Optic Neuropathy AFG3L2 Related in a Patient Affected by Congenital Stationary Night Blindness.

Abstract

Objective: We describe a patient affected by congenital stationary night blindness (CSNB) secondary to CACNA1F and optic neuropathy associated with an AFG3L2 variant. Methods: We performed comprehensive neuro-ophthalmologic examinations, retinal imaging, complete ocular electrophysiology, and brain and optic nerve MRI. Genomic DNA was extracted from the peripheral blood. The patient's DNA was then investigated by next-generation sequencing (NGS) with a panel including 32 genes associated with retinal dystrophy and therefore with a panel including seven genes associated with genetic forms of optic atrophy. Results: The genetic analysis identified a pathogenetic CACNA1F variant causing CSNB and a heterozygous variant in AFG3L2 that alters OPA1 processing and is known to be associated with OPA1-like optic neuropathy. Conclusion: Optic disc atrophy has been previously described as an atypical feature in the phenotype of CSNB CACNA1F-related.
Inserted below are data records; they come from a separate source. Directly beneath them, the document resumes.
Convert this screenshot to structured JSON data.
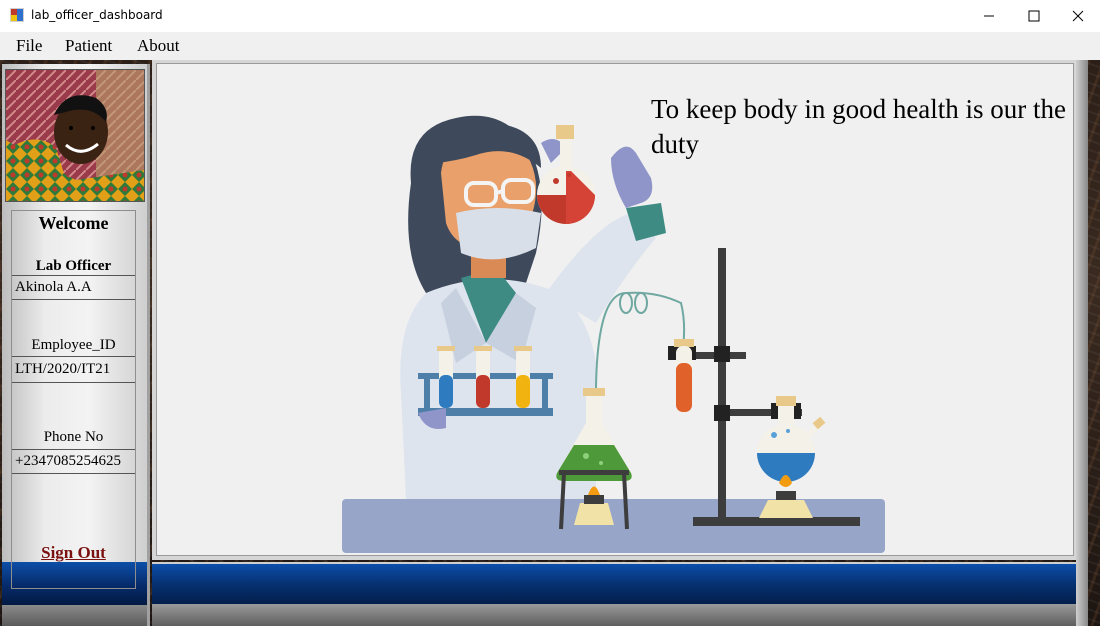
{
  "window": {
    "title": "lab_officer_dashboard",
    "controls": {
      "minimize_icon": "minimize-icon",
      "maximize_icon": "maximize-icon",
      "close_icon": "close-icon"
    }
  },
  "menu": {
    "items": [
      "File",
      "Patient",
      "About"
    ]
  },
  "sidebar": {
    "welcome": "Welcome",
    "role": "Lab Officer",
    "name": "Akinola A.A",
    "employee_id_label": "Employee_ID",
    "employee_id": "LTH/2020/IT21",
    "phone_label": "Phone No",
    "phone": "+2347085254625",
    "sign_out": "Sign Out"
  },
  "main": {
    "slogan": "To keep body in good health is our the duty",
    "illustration": "lab-scientist-illustration"
  },
  "colors": {
    "sign_out": "#7a1010",
    "blue_bar": "#0c4eaa",
    "panel": "#f0f0f0"
  }
}
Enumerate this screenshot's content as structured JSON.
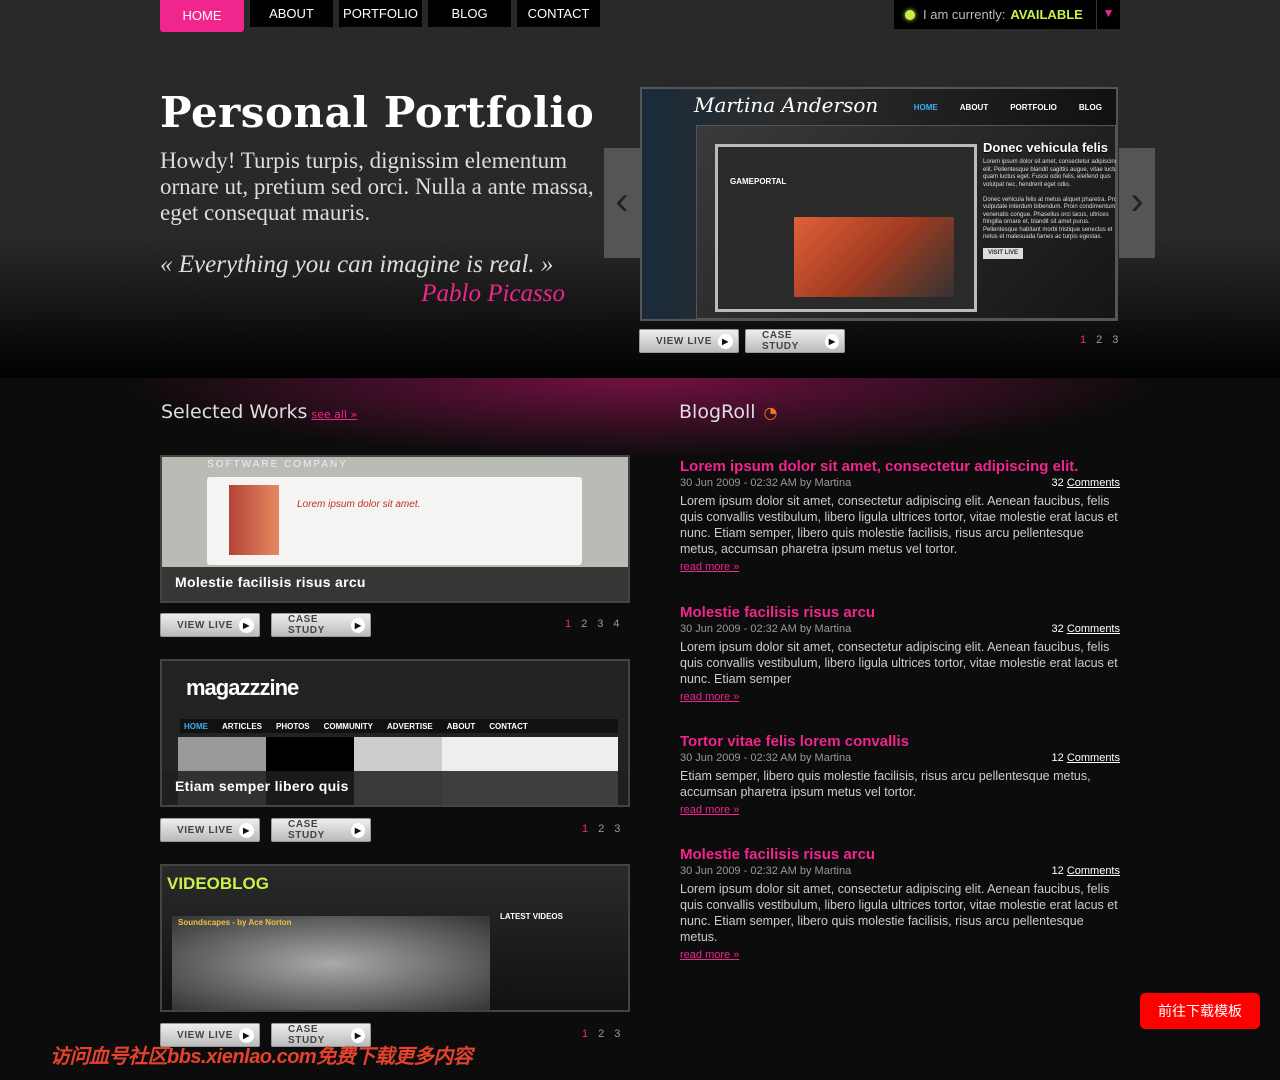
{
  "nav": {
    "items": [
      {
        "label": "HOME",
        "active": true
      },
      {
        "label": "ABOUT"
      },
      {
        "label": "PORTFOLIO"
      },
      {
        "label": "BLOG"
      },
      {
        "label": "CONTACT"
      }
    ]
  },
  "status": {
    "label": "I am currently:",
    "value": "AVAILABLE",
    "icon": "chevron-down-icon",
    "color": "#c8f04a"
  },
  "hero": {
    "title": "Personal Portfolio",
    "intro": "Howdy! Turpis turpis, dignissim elementum ornare ut, pretium sed orci. Nulla a ante massa, eget consequat mauris.",
    "quote": "« Everything you can imagine is real. »",
    "author": "Pablo Picasso"
  },
  "slider": {
    "brand": "Martina Anderson",
    "nav": [
      "HOME",
      "ABOUT",
      "PORTFOLIO",
      "BLOG"
    ],
    "mock_title": "GAMEPORTAL",
    "heading": "Donec vehicula felis",
    "text1": "Lorem ipsum dolor sit amet, consectetur adipiscing elit. Pellentesque blandit sagittis augue, vitae luctus quam luctus eget. Fusce odio felis, eleifend quis volutpat nec, hendrerit eget odio.",
    "text2": "Donec vehicula felis at metus aliquet pharetra. Proin vulputate interdum bibendum. Proin condimentum venenatis congue. Phasellus orci lacus, ultrices fringilla ornare et, blandit sit amet purus. Pellentesque habitant morbi tristique senectus et netus et malesuada fames ac turpis egestas.",
    "visit": "VISIT LIVE",
    "view_live": "VIEW LIVE",
    "case_study": "CASE STUDY",
    "pages": [
      "1",
      "2",
      "3"
    ]
  },
  "works": {
    "title": "Selected Works",
    "see_all": "see all »",
    "items": [
      {
        "caption": "Molestie facilisis risus arcu",
        "mock_logo": "SOFTWARE COMPANY",
        "mock_heading": "Lorem ipsum dolor sit amet.",
        "pages": [
          "1",
          "2",
          "3",
          "4"
        ]
      },
      {
        "caption": "Etiam semper libero quis",
        "mock_logo": "magazzzine",
        "mock_nav": [
          "HOME",
          "ARTICLES",
          "PHOTOS",
          "COMMUNITY",
          "ADVERTISE",
          "ABOUT",
          "CONTACT"
        ],
        "pages": [
          "1",
          "2",
          "3"
        ]
      },
      {
        "caption": "",
        "mock_logo": "VIDEOBLOG",
        "mock_sub": "Soundscapes - by Ace Norton",
        "mock_side": "LATEST VIDEOS",
        "pages": [
          "1",
          "2",
          "3"
        ]
      }
    ],
    "view_live": "VIEW LIVE",
    "case_study": "CASE STUDY"
  },
  "blogroll": {
    "title": "BlogRoll",
    "posts": [
      {
        "title": "Lorem ipsum dolor sit amet, consectetur adipiscing elit.",
        "meta": "30 Jun 2009 - 02:32 AM by Martina",
        "count": "32",
        "comments": "Comments",
        "body": "Lorem ipsum dolor sit amet, consectetur adipiscing elit. Aenean faucibus, felis quis convallis vestibulum, libero ligula ultrices tortor, vitae molestie erat lacus et nunc. Etiam semper, libero quis molestie facilisis, risus arcu pellentesque metus, accumsan pharetra ipsum metus vel tortor.",
        "more": "read more »"
      },
      {
        "title": "Molestie facilisis risus arcu",
        "meta": "30 Jun 2009 - 02:32 AM by Martina",
        "count": "32",
        "comments": "Comments",
        "body": "Lorem ipsum dolor sit amet, consectetur adipiscing elit. Aenean faucibus, felis quis convallis vestibulum, libero ligula ultrices tortor, vitae molestie erat lacus et nunc. Etiam semper",
        "more": "read more »"
      },
      {
        "title": "Tortor vitae felis lorem convallis",
        "meta": "30 Jun 2009 - 02:32 AM by Martina",
        "count": "12",
        "comments": "Comments",
        "body": "Etiam semper, libero quis molestie facilisis, risus arcu pellentesque metus, accumsan pharetra ipsum metus vel tortor.",
        "more": "read more »"
      },
      {
        "title": "Molestie facilisis risus arcu",
        "meta": "30 Jun 2009 - 02:32 AM by Martina",
        "count": "12",
        "comments": "Comments",
        "body": "Lorem ipsum dolor sit amet, consectetur adipiscing elit. Aenean faucibus, felis quis convallis vestibulum, libero ligula ultrices tortor, vitae molestie erat lacus et nunc. Etiam semper, libero quis molestie facilisis, risus arcu pellentesque metus.",
        "more": "read more »"
      }
    ]
  },
  "watermark": "访问血号社区bbs.xienlao.com免费下载更多内容",
  "download_button": "前往下载模板",
  "colors": {
    "accent": "#f0258e",
    "available": "#c8f04a"
  }
}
In this patient, we found a variant of the AFG3L2 gene that presumably explains the presence of optic atrophy in a subject affected by CSNB. Clinical Relevance: The clinical evidence of optic atrophy, which is atypical in CSNB, should raise the suspicion of concomitant hereditary optic neuropathy and emphasize the importance of broad genetic diagnostic testing to better define the genotype-phenotype correlation.